Хотя Кэролайн, очевидно, так никогда и не приехала с визитом к ней в Суррей, невзирая на ее вопиющее отсутствие на похоронах Чарльза, Мередит все же вернулась и осталась жить с ней. Наверное, жизнь была слишком тяжелой без мужа и с двумя детьми. Или потребовался уход за самой Кэролайн, а Мередит ее любила вопреки всему. В конце концов, ей ведь предстояло стать следующей леди Кэлкотт, так что она, возможно, сочла своим долгом вернуться в родовое гнездо. Мне, понятное дело, никогда этого не узнать, потому что после ее возвращения письма прекратились. Я вспоминаю, с какой заботой и тщанием ухаживала она за Кэролайн, когда та совсем уже одряхлела, кормила ее, одевала, читала ей. Неужели она делала все это, но так и не заслужила материнской любви, даже за все труды? Неужели она надеялась услышать некое (так и не прозвучавшее) признание на смертном одре – услышать, что мать всегда ее любила и что она, Мередит, была ей хорошей дочерью? А может быть, она полагала, что Кэролайн недолго осталось и она умрет вскоре после приезда дочери, строила планы насчет дома, подумывала о повторном замужестве и о новых детях, которые вдохнули бы в него жизнь? Но Кэролайн зажилась на этом свете. Она, как королева-мать, все жила и жила, а ее наследница старела в ожидании, когда придет ее черед взойти на престол. Я уверена, без чего-то подобного здесь не обошлось – крушения надежд, какого-то горького разочарования. Что-то ведь должно было изменить Мередит, совлечь с жизненного пути, которым она шла. Было же что-то, что заставило ее рьяно ухаживать за Кэролайн и сделаться такой, что наша мать в свое время отказалась принести своей матери подобную жертву.

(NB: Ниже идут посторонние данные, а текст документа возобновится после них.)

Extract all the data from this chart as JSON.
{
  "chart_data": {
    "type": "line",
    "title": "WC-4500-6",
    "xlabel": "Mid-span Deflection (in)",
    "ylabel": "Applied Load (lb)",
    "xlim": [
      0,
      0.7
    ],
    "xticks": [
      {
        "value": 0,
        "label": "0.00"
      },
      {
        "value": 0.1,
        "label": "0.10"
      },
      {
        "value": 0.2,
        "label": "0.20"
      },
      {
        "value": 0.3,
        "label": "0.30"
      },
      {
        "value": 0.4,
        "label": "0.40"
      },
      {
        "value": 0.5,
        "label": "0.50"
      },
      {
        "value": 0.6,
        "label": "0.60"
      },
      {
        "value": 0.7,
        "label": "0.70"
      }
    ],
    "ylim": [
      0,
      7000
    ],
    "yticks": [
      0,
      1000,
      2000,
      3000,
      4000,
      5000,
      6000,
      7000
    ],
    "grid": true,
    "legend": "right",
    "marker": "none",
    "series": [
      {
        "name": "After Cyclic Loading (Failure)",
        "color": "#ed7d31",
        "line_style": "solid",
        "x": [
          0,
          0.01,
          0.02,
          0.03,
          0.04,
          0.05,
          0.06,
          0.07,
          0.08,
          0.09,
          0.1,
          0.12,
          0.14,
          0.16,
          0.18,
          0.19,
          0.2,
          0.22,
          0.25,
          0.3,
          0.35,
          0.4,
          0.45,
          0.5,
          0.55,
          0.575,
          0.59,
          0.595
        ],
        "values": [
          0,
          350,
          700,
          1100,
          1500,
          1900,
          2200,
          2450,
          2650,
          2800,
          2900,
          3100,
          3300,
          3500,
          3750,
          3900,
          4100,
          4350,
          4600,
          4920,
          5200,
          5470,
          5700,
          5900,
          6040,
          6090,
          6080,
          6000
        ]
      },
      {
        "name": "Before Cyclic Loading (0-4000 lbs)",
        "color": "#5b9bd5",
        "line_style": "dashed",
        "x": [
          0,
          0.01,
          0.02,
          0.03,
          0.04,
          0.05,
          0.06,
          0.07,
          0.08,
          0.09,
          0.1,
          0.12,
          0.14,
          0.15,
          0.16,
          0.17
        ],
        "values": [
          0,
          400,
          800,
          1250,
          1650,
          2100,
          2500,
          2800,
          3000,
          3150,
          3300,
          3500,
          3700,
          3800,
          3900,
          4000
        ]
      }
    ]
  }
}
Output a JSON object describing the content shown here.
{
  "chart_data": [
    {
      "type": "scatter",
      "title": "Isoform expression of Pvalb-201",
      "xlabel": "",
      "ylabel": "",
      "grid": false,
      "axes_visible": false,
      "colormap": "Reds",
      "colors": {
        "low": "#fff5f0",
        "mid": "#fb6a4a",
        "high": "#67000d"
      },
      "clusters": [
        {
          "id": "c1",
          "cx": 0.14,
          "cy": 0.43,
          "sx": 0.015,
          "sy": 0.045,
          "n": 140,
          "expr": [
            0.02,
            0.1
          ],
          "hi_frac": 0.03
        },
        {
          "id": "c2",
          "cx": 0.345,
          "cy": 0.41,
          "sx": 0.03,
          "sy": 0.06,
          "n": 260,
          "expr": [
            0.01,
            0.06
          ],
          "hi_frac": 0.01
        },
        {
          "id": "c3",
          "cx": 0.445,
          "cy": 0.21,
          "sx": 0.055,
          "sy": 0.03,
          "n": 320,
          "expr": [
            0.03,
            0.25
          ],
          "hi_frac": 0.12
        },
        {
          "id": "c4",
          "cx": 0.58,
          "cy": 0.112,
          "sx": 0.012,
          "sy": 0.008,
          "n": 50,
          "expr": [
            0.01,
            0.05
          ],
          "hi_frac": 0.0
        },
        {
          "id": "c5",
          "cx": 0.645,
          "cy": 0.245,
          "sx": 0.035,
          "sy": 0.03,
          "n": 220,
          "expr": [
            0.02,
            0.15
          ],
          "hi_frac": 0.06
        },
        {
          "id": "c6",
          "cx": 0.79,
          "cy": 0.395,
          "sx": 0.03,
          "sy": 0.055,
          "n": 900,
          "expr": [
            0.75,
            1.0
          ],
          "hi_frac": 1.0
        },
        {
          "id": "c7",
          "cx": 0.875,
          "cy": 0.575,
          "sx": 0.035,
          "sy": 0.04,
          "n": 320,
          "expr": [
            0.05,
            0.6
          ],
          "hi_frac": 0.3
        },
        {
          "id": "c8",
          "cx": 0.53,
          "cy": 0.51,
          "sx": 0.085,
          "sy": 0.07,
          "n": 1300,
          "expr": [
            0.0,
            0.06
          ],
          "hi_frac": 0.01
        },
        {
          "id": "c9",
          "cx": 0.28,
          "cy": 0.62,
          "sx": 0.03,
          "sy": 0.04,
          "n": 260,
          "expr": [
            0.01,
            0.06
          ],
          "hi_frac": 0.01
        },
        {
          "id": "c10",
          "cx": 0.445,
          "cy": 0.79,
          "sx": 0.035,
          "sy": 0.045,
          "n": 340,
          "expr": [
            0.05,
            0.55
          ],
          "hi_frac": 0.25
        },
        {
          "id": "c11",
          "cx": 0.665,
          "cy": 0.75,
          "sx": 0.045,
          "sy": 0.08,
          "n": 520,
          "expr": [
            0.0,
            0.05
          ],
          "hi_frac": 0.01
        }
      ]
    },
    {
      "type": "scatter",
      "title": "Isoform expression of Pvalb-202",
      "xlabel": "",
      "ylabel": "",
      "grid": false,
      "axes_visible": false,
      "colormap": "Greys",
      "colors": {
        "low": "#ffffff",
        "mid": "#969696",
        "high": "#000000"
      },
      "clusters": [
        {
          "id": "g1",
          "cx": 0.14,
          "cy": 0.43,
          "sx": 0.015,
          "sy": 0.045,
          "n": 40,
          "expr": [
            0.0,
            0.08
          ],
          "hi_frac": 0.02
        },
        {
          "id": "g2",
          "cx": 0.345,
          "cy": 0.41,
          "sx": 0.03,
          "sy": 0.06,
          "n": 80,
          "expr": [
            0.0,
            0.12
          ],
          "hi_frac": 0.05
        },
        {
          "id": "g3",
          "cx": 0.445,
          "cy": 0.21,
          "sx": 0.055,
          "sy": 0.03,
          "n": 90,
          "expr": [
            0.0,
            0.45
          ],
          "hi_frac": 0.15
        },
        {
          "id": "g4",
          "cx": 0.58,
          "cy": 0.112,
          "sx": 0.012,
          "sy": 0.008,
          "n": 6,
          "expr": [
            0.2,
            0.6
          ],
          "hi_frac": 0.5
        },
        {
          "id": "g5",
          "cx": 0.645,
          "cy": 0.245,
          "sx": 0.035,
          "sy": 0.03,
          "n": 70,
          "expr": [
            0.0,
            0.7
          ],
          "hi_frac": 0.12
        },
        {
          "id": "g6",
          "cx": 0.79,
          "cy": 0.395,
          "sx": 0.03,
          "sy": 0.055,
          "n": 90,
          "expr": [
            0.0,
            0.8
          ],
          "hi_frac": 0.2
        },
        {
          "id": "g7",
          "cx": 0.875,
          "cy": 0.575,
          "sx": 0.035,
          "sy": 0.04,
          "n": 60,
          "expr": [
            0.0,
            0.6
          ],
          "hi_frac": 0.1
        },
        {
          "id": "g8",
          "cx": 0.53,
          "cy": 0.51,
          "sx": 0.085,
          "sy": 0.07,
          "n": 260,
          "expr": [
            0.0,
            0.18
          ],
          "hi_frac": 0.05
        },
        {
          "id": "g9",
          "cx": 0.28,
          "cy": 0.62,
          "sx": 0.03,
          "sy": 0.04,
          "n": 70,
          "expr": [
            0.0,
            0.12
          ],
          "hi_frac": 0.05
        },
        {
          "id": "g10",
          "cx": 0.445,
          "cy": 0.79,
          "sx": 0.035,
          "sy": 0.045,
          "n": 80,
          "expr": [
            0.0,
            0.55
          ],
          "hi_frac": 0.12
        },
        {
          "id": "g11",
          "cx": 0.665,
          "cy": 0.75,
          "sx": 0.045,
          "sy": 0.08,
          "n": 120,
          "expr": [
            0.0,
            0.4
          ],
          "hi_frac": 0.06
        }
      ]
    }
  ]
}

Обо всем этом я размышляю, пока одеваюсь в понедельник утром. Натянув теплые вельветовые брюки, сую в карман зубное кольцо. Колокольчик тихонько звенит, мелодично и весело. Я спускаюсь в кабинет, шарю в ящиках стола и, найдя ручку и блокнот, кладу их в сумку. Денек сегодня ясный, с кристально чистым воздухом, от яркого солнечного света болят глаза. Вот бы ухватить, нащупать ту бодрость, которую я испытывала в тот день, когда небо над головой было таким же синим, а мы шагали в Эйвбери, и для полного счастья с нами был Эдди. Предоставляю Бет – она разговаривает по телефону с Максвеллом – и дальше торговаться из-за сроков возвращения сына. Сестра сидит у окна на кухне в потоке света, который выбеливает ей лицо, смягчая выражение.